IMUS Bishop Chito Tagle in his homily at the Thanksgiving Mass for Life held at the Manila Cathedral last March 23, 2011, called for developing “spirituality towards the defense of life”. That was not only superb; it was very opportune at this point in time when working relentlessly for the passage of the Reproductive Health Bill seems to be the main obsession of some legislators, and, therefore, also of the Catholic Church and other religious denominations that see the senselessness of rushing a legislative measure that is not really urgent, if not utterly useless.
Saying that there are many forces against life, the good bishop saw the necessity of a spirituality surging from those who are working in the ministry of life and the family. The first questions he posed were “Are we coming from a deep commitment to God? Or are we coming from other agenda which in the end might prove to be counter to life?
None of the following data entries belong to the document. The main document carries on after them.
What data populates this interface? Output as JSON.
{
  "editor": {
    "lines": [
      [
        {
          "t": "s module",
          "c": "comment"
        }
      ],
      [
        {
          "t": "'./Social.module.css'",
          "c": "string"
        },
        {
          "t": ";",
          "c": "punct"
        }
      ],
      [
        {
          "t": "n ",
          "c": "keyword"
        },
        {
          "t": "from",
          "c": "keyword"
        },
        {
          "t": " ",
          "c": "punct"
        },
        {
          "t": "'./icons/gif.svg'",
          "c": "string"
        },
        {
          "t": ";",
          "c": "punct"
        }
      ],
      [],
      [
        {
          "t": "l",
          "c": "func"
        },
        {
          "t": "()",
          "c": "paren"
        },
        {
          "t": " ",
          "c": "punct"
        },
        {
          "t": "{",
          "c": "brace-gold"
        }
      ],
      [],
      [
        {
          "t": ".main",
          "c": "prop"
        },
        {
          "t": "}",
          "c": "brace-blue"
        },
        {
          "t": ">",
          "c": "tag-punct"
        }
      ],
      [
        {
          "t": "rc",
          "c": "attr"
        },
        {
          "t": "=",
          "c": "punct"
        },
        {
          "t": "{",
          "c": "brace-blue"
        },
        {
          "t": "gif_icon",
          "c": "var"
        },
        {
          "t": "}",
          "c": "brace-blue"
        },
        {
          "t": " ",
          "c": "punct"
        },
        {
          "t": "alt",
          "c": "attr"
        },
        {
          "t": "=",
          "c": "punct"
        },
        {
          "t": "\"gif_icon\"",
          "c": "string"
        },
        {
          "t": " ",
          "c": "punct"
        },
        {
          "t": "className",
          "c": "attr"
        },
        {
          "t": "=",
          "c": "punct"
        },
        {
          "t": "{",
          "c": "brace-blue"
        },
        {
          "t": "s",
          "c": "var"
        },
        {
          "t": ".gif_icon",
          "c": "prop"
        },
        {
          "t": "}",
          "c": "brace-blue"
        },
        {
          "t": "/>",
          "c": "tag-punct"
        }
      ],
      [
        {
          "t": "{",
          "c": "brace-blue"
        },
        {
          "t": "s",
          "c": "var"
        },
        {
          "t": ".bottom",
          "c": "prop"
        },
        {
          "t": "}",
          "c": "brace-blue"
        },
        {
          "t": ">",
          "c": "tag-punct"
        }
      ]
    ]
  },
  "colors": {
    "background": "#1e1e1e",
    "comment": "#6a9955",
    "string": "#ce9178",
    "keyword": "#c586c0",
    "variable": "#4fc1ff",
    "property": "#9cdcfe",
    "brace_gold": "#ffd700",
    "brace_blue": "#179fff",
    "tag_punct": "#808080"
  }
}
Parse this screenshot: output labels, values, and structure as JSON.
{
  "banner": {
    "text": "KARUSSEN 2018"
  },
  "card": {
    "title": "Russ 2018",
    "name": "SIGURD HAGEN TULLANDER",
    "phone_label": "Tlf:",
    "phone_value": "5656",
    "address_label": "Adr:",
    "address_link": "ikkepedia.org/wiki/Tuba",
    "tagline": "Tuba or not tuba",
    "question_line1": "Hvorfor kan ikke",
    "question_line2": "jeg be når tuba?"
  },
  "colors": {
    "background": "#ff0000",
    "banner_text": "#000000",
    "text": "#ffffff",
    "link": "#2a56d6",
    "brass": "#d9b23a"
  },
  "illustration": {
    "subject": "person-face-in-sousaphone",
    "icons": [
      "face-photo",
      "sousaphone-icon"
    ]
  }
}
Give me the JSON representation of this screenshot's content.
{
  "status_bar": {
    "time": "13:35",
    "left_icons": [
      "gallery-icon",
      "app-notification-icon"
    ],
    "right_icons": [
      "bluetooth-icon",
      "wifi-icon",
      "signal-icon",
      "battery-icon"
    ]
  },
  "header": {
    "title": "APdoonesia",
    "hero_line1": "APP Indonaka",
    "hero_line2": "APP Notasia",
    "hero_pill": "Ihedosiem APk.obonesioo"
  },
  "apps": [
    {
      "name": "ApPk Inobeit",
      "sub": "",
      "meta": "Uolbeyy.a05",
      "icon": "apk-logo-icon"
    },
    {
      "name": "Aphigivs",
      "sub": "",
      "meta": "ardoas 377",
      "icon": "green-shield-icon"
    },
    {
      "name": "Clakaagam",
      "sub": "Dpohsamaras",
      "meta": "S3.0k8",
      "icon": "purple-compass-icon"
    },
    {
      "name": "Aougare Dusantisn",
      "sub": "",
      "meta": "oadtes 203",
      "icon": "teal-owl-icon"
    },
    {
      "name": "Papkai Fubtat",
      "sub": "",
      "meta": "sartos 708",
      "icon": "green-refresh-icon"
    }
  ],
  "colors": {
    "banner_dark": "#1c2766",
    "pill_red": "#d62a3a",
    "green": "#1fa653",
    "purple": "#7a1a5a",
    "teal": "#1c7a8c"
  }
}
What makes someone a prophet of life and a prophet for life?
Bishop Tagle took the cue from the readings of that day and used the biblical figure of prophet Jeremiah in the first reading and Jesus in the Gospel as the icons of the spirituality in the defense of life. Paradoxically, the way towards defending life is through sacrifice and even death. He says: “For it is only in life given in service that this life is promoted. Two figures—Jeremiah and Jesus. Life threatened but they took the threat and transformed the threat into love, service. And life is not threatened anymore. Life remains a gift given to others and others live because of Jesus.”
This kind of spirituality is the presence of Christ in one’s heart. And since “ex abundantia cordis os loquitur” (from the abundance of the heart the mouth speaks), this spirituality manifests itself in ones thoughts, words and actions. For sure, those seemingly rabid and angry pro-lifers that mouth dirty expletives in emails and social networks are not at bosom-length with this way of life. Some have comfortably called their very own bishops as “tanga” and their pro-life co-workers as “satanic”; an allusion perhaps to those who accused Christ as driving out demons by the power of Beelzebul. And neither are they too close, those who are pro-life in intention but pro-death in vocation and behavior. Of course, the Lord has exhorted his disciples to be cunning as snakes yet innocent as doves—but this does not include unchristian conduct that, at the end of the day, betrays the very intention we are working for.
At the end of the homily, the bishop admonished “We hope that our defense of life will go to that deep part of ourselves, where Jesus has the Holy Spirit transforming us into true prophet of life, patterned after Jesus Himself.”